The Sunshine Coast Festival of the Written Arts will start its fifth decade by featuring a woman of letters who has proposed practical steps for reconciliation between Indigenous and non-Indigenous people.
The festival’s annual Rockwood Lecture will be delivered by Jody Wilson-Raybould, a member of the We Wai Kai First Nation whose name in the Kwak’wala language is Puglaas. Wilson-Raybould formerly served as an independent Member of Parliament for Vancouver Granville until her resignation in 2019. While earlier a member of the federal cabinet, Wilson-Raybould spent five years as Minister of Justice and Attorney General.
Her most recent book is True Reconciliation: How to Be a Force for Change.
Wilson-Raybould’s appearance at the upcoming event was highlighted in an official announcement of participating authors released last week by the festival’s artistic and executive director Marisa Alps.
Alps was appointed to the position last year and worked alongside previous director Jane Davidson to produce the 2022 festival.
The 41st annual festival, scheduled to run from Aug. 17 to 20, reflects the diverse topology of Canada’s literary landscape. “I wanted to program a festival that would offer a lot of choice around the types of events and the authors who are speaking,” said Alps. “My hope is that most folks will find at least one event in the festival that they will want to attend.”
Sunshine Coast authors are highlighted in two events.

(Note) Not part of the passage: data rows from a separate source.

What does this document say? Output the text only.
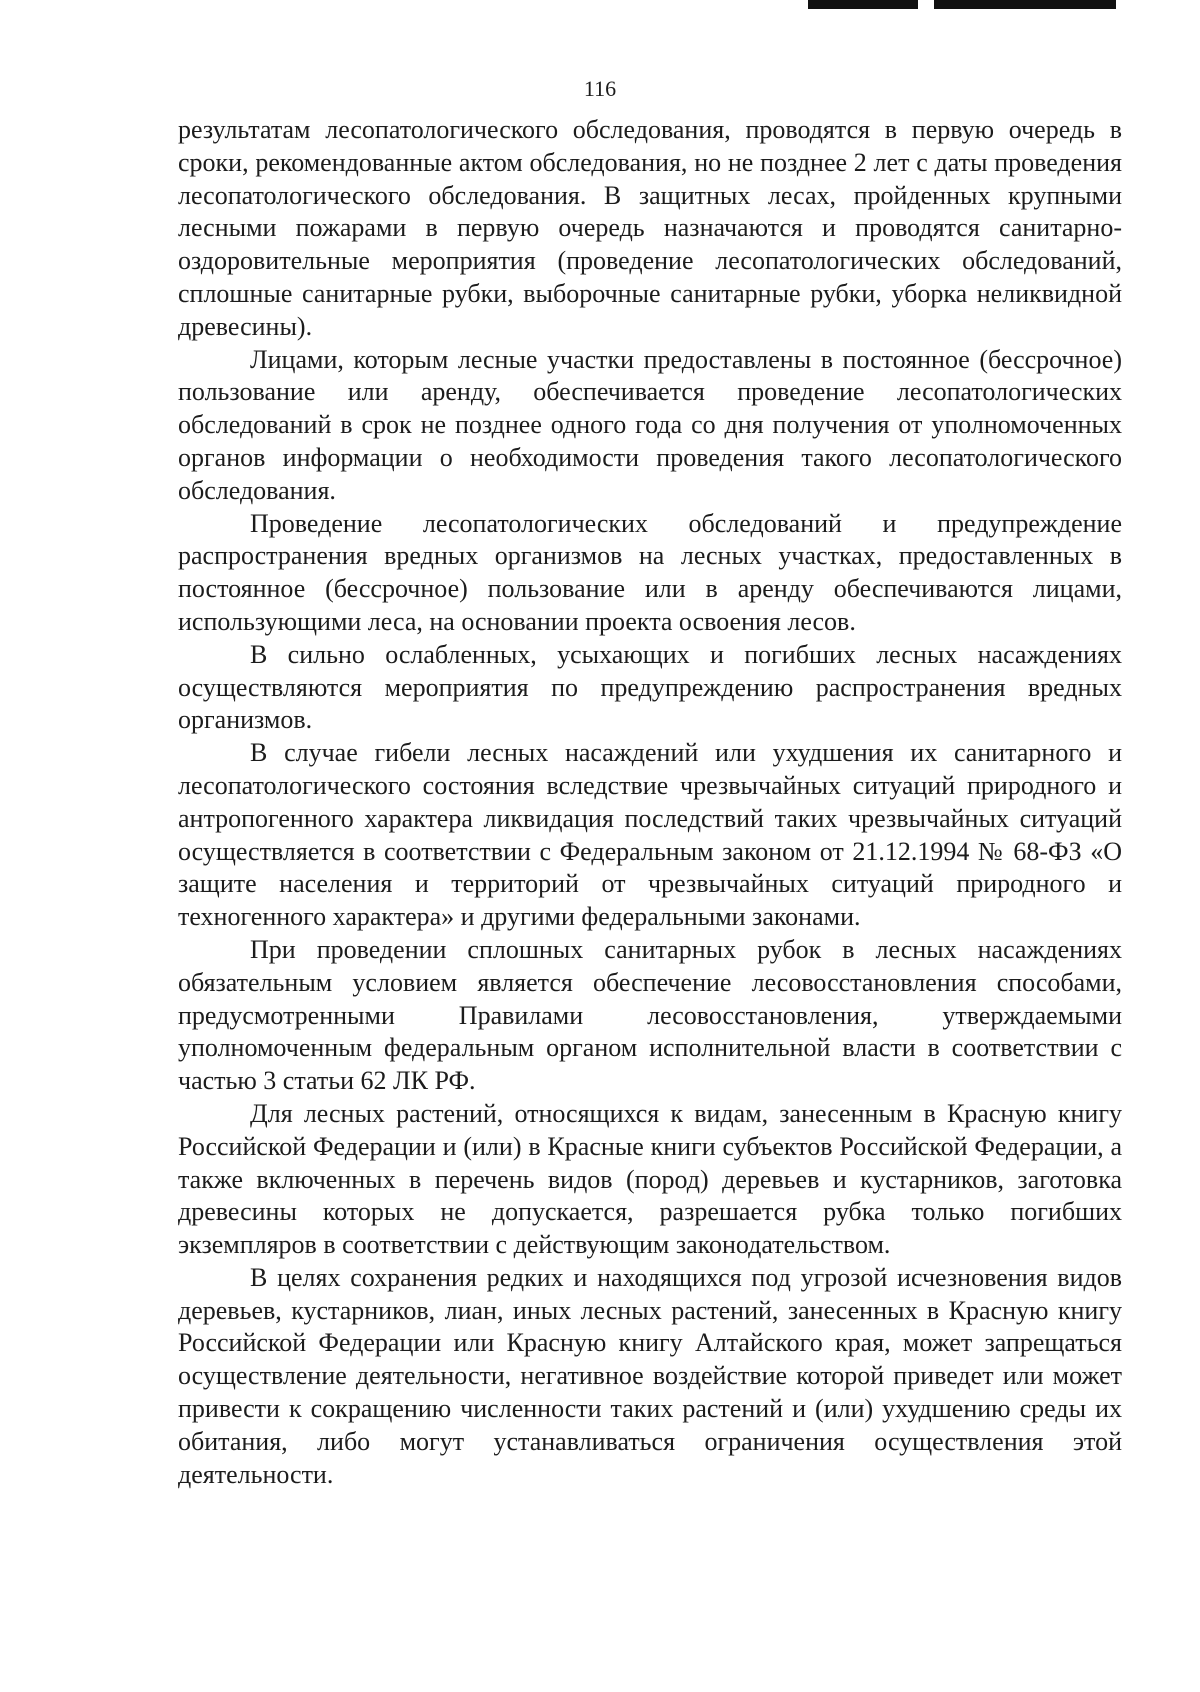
116

результатам лесопатологического обследования, проводятся в первую очередь в сроки, рекомендованные актом обследования, но не позднее 2 лет с даты проведения лесопатологического обследования. В защитных лесах, пройденных крупными лесными пожарами в первую очередь назначаются и проводятся санитарно-оздоровительные мероприятия (проведение лесопатологических обследований, сплошные санитарные рубки, выборочные санитарные рубки, уборка неликвидной древесины).

Лицами, которым лесные участки предоставлены в постоянное (бессрочное) пользование или аренду, обеспечивается проведение лесопатологических обследований в срок не позднее одного года со дня получения от уполномоченных органов информации о необходимости проведения такого лесопатологического обследования.

Проведение лесопатологических обследований и предупреждение распространения вредных организмов на лесных участках, предоставленных в постоянное (бессрочное) пользование или в аренду обеспечиваются лицами, использующими леса, на основании проекта освоения лесов.

В сильно ослабленных, усыхающих и погибших лесных насаждениях осуществляются мероприятия по предупреждению распространения вредных организмов.

В случае гибели лесных насаждений или ухудшения их санитарного и лесопатологического состояния вследствие чрезвычайных ситуаций природного и антропогенного характера ликвидация последствий таких чрезвычайных ситуаций осуществляется в соответствии с Федеральным законом от 21.12.1994 № 68-ФЗ «О защите населения и территорий от чрезвычайных ситуаций природного и техногенного характера» и другими федеральными законами.

При проведении сплошных санитарных рубок в лесных насаждениях обязательным условием является обеспечение лесовосстановления способами, предусмотренными Правилами лесовосстановления, утверждаемыми уполномоченным федеральным органом исполнительной власти в соответствии с частью 3 статьи 62 ЛК РФ.

Для лесных растений, относящихся к видам, занесенным в Красную книгу Российской Федерации и (или) в Красные книги субъектов Российской Федерации, а также включенных в перечень видов (пород) деревьев и кустарников, заготовка древесины которых не допускается, разрешается рубка только погибших экземпляров в соответствии с действующим законодательством.

В целях сохранения редких и находящихся под угрозой исчезновения видов деревьев, кустарников, лиан, иных лесных растений, занесенных в Красную книгу Российской Федерации или Красную книгу Алтайского края, может запрещаться осуществление деятельности, негативное воздействие которой приведет или может привести к сокращению численности таких растений и (или) ухудшению среды их обитания, либо могут устанавливаться ограничения осуществления этой деятельности.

Ted Chamberlin (author of Storylines: How Words Shape Our World) and Theresa Kishkan (Blue Portugal and Other Essays) will read from their most recent books and discuss the power of narrative. Acclaimed fiction author Janie Chang will read from The Porcelain Moon, an intercultural romance set in France during the First World War and its aftermath.

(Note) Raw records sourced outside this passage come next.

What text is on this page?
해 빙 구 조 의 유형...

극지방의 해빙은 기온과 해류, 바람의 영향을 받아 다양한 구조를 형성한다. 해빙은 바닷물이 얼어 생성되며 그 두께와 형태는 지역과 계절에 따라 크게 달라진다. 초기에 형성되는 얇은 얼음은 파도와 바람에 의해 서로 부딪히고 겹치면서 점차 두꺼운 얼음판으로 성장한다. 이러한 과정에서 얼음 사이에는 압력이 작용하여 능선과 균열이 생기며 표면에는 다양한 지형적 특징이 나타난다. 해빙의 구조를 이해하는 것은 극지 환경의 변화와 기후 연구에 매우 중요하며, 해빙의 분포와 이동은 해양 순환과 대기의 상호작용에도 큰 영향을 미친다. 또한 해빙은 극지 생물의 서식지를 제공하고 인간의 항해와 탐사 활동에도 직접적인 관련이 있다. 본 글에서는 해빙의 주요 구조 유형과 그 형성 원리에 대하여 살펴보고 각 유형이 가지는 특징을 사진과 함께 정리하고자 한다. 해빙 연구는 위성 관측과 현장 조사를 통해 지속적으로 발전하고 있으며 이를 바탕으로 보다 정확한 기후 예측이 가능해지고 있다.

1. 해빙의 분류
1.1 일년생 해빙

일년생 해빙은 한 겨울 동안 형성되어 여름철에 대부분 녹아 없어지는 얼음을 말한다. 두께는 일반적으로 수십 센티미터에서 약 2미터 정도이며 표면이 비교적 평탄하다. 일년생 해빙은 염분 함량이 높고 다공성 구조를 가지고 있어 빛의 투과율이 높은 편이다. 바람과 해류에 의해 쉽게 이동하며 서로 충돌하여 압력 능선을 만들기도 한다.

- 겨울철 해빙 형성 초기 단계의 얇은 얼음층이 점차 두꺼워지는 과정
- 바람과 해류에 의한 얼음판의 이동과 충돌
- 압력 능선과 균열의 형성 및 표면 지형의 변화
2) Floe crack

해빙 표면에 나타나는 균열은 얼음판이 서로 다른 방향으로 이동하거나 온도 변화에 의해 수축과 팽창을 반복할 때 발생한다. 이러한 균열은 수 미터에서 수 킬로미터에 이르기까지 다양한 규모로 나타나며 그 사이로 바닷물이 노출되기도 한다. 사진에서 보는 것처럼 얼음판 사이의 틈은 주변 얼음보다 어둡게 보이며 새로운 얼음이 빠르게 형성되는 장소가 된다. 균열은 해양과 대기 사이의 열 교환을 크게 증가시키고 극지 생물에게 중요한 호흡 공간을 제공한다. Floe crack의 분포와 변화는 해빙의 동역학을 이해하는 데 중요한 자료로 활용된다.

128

Bestselling author John Vaillant, author of Fire Weather, will unpack his investigation of the 2016 wildfires in Fort McMurray, and explore the evolving relationship between fire and humankind.

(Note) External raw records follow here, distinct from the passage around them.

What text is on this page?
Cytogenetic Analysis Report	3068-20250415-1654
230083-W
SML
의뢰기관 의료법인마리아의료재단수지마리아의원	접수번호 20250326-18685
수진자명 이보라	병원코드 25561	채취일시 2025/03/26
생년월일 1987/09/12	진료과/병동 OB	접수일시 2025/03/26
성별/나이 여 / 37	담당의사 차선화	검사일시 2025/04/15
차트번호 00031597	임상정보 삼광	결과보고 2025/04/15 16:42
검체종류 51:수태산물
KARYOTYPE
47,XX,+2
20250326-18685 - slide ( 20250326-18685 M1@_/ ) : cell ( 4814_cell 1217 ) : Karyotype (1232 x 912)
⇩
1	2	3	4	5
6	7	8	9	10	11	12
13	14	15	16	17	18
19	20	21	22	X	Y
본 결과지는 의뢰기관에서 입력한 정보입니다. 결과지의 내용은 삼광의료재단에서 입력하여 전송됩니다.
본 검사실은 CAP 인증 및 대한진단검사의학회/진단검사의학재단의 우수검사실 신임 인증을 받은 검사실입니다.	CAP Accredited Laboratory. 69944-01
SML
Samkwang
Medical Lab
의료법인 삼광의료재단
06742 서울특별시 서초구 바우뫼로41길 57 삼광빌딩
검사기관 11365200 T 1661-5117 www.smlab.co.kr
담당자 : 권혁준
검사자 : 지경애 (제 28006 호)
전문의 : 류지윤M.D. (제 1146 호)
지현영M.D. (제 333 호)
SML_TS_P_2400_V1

Bob McDonald, longtime host of CBC Radio’s Quirks and Quarks and author of several bestselling science books, will discuss his latest publication. The Future Is Now examines how some of today’s technologies might help humankind achieve a greener future.
Danny Ramadan, an award-winning Syrian-Canadian author, public speaker and advocate for LGBTQ+ refugees, will present his second novel, The Foghorn Echoes. The book was recently shortlisted for both the Ethel Wilson Fiction Prize and a Lambda Literary Award.
The festival’s opening event on Aug. 17 will feature Sunshine Coast musician Simon Paradis in a collaboration with journalist Adriana Barton. The duo’s performance will embody concepts described in Barton’s book, Wired for Music: A Search for Health and Joy Through the Science of Sound.
Other presenting authors include Ian and Will Ferguson, both winners of the Stephen Leacock Medal for Humour; first-time novelists Jessica Johns and Sheila Murray; internationally bestselling author Tom Rachman; award-winning Gitxsan writer, journalist and artist Angela Sterritt; and ocean journalist and author Laura Trethewey.
Wilson-Raybould’s keynote lecture is scheduled for Aug. 19.
“What she has to say — about being a force for change — is so important,” said Alps. “She’ll tell us what we need to hear.”
The festival will close on Aug. 20 with a musical event featuring Tom and Kalissa Landa, both members of the Vancouver band The Paperboys.
Tickets for the 2023 Festival of the Written Arts will go on sale June 5 at 9 a.m.
A complete list of authors and purchase information can be found online at writersfestival.ca.